La satisfacción de Elinor en el momento de la partida fue más positiva. Nada había en Londres que entretuviera sus pensamientos y permaneciera en sus recuerdos; a nadie dejaba atrás de quien separarse para siempre le significara ni un instante de pena; le alegraba liberarse de la persecución de la amistad de Lucy; estaba agradecida por alejar de allí a su hermana sin que se hubiese encontrado con Willoughby desde su matrimonio, y tenía puestas sus esperanzas en lo que unos pocos meses de sosiego en Barton podrían hacer para devolver la paz de espíritu a Marianne, y fortalecer la suya propia.

El viaje transcurrió sin novedad. El segundo día los llevó al querido, o repudiado, condado de Somerset, que así aparecía por turnos en la imaginación de Marianne; y en la mañana del tercer día llegaron a Cleveland.

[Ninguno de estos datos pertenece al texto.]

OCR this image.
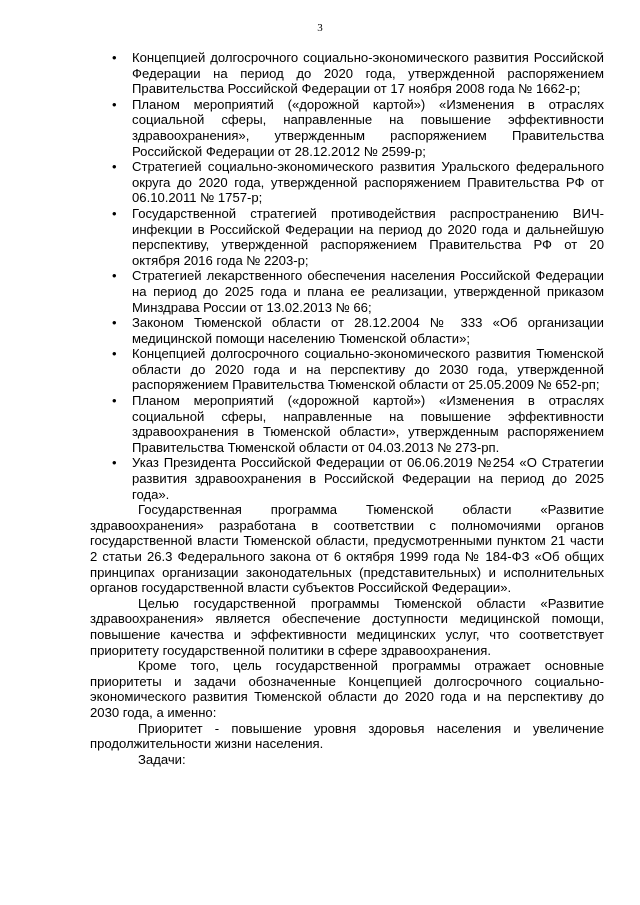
3
• Концепцией долгосрочного социально-экономического развития Российской Федерации на период до 2020 года, утвержденной распоряжением Правительства Российской Федерации от 17 ноября 2008 года № 1662-р;
• Планом мероприятий («дорожной картой») «Изменения в отраслях социальной сферы, направленные на повышение эффективности здравоохранения», утвержденным распоряжением Правительства Российской Федерации от 28.12.2012 № 2599-р;
• Стратегией социально-экономического развития Уральского федерального округа до 2020 года, утвержденной распоряжением Правительства РФ от 06.10.2011 № 1757-р;
• Государственной стратегией противодействия распространению ВИЧ-инфекции в Российской Федерации на период до 2020 года и дальнейшую перспективу, утвержденной распоряжением Правительства РФ от 20 октября 2016 года № 2203-р;
• Стратегией лекарственного обеспечения населения Российской Федерации на период до 2025 года и плана ее реализации, утвержденной приказом Минздрава России от 13.02.2013 № 66;
• Законом Тюменской области от 28.12.2004 № 333 «Об организации медицинской помощи населению Тюменской области»;
• Концепцией долгосрочного социально-экономического развития Тюменской области до 2020 года и на перспективу до 2030 года, утвержденной распоряжением Правительства Тюменской области от 25.05.2009 № 652-рп;
• Планом мероприятий («дорожной картой») «Изменения в отраслях социальной сферы, направленные на повышение эффективности здравоохранения в Тюменской области», утвержденным распоряжением Правительства Тюменской области от 04.03.2013 № 273-рп.
• Указ Президента Российской Федерации от 06.06.2019 №254 «О Стратегии развития здравоохранения в Российской Федерации на период до 2025 года».

Государственная программа Тюменской области «Развитие здравоохранения» разработана в соответствии с полномочиями органов государственной власти Тюменской области, предусмотренными пунктом 21 части 2 статьи 26.3 Федерального закона от 6 октября 1999 года № 184-ФЗ «Об общих принципах организации законодательных (представительных) и исполнительных органов государственной власти субъектов Российской Федерации».

Целью государственной программы Тюменской области «Развитие здравоохранения» является обеспечение доступности медицинской помощи, повышение качества и эффективности медицинских услуг, что соответствует приоритету государственной политики в сфере здравоохранения.

Кроме того, цель государственной программы отражает основные приоритеты и задачи обозначенные Концепцией долгосрочного социально-экономического развития Тюменской области до 2020 года и на перспективу до 2030 года, а именно:

Приоритет - повышение уровня здоровья населения и увеличение продолжительности жизни населения.

Задачи:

Cleveland era una casa amplia, de moderna construcción, ubicada en la pendiente de una loma cubierta de pastizales. No tenía parque, pero los jardines eran de buen tamaño; y como cualquier otro lugar de la misma importancia, tenía su monte bajo y su alameda; por un camino de grava lisa que circundaba una plantación se llegaba a la fachada principal de la casa; el césped estaba salpicado de árboles; la casa misma se erguía al resguardo de abetos, serbales y acacias, y todos juntos, mezclados con altos chopos lombardos, constituían una espesa barrera que ocultaba la vista de las habitaciones.

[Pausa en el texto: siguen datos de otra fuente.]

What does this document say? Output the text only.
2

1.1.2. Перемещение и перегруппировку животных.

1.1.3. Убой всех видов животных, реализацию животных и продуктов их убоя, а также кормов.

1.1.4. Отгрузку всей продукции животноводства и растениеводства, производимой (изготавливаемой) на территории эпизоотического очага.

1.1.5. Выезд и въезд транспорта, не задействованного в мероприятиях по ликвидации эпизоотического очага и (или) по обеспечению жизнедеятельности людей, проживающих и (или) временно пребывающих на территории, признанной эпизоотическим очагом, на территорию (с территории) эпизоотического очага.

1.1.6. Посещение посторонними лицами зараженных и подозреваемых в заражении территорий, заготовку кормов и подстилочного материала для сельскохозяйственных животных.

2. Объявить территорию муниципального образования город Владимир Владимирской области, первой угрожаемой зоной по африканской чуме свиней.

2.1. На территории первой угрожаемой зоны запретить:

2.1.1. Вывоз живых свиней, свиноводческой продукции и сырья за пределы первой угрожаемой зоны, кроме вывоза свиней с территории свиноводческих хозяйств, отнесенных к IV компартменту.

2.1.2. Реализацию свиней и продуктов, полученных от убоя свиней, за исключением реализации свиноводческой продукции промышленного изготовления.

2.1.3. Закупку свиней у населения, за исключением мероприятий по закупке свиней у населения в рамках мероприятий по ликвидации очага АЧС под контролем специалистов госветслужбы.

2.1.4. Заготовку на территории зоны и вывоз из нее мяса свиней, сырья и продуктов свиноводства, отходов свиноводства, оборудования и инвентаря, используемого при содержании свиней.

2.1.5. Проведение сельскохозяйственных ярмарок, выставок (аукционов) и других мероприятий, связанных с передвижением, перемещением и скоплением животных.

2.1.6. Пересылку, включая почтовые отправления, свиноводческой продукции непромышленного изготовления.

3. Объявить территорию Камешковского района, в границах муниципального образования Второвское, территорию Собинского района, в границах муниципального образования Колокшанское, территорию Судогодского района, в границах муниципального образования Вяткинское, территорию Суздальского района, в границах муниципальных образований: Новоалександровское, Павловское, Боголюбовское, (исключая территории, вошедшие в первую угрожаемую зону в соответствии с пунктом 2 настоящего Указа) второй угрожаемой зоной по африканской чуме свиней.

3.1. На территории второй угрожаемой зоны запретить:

Marianne entró en la casa con el corazón lleno de emoción por saberse a solo ochenta millas de Barton y a no más de treinta de Combe Magna; y antes de haber estado quince minutos entre sus muros, mientras los demás ayudaban a Charlotte, que deseaba mostrarle el niño al ama de llaves, salió de nuevo, escabulléndose por los sinuosos senderos entre los arbustos que acababan de empezar a reverdecer, para alcanzar un montículo distante; y allí, desde un templete griego, su mirada, recorriendo una amplia zona de campiñas hacia el sudeste, pudo posarse tiernamente en las lejanas colinas recortadas contra el horizonte e imaginar que desde sus cumbres se llegaría a divisar Combe Magna.

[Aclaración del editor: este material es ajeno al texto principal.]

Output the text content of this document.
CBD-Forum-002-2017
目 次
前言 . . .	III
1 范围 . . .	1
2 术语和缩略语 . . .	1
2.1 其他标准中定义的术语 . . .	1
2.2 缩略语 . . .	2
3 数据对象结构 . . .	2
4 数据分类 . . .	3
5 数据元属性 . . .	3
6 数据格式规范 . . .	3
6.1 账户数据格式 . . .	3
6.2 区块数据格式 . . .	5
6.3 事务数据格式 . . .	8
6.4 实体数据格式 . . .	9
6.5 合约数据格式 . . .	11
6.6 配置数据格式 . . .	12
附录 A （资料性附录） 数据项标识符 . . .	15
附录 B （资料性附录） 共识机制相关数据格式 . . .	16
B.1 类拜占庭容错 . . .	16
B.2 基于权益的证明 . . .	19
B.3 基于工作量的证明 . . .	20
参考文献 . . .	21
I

En tales instantes de preciosa, incomparable angustia, se embriagó en lágrimas de agonía por estar en Cleveland; y al volver por caminos diferentes a la casa, sintiendo el feliz privilegio de gozar de la libertad del campo, de vagar de un lugar a otro en una soberana y lujosa soledad, resolvió entregarse la mayor parte de las horas de todos los días que permanecería con los Palmer al placer de estos vagabundeos solitarios.

Volvió justo a tiempo para unirse a los demás en el instante en que salían de la casa en una excursión por las inmediaciones; y el resto de la mañana pasó rápidamente mientras paseaban con toda calma por el huerto, examinando las enredaderas en flor sobre los muros y escuchando al jardinero lamentarse por las plagas; recorrieron sin apuro el invernadero, donde la pérdida de sus plantas favoritas, incautamente expuestas y quemadas por las heladas, hicieron reír a Charlotte; y visitaron el corral de aves, donde encontró nuevos motivos de regocijo en las rotas esperanzas de la moza: gallinas que abandonaban sus nidos, o se las robaba un zorro, o nidadas de prometedores polluelos que morían antes de su desarrollo.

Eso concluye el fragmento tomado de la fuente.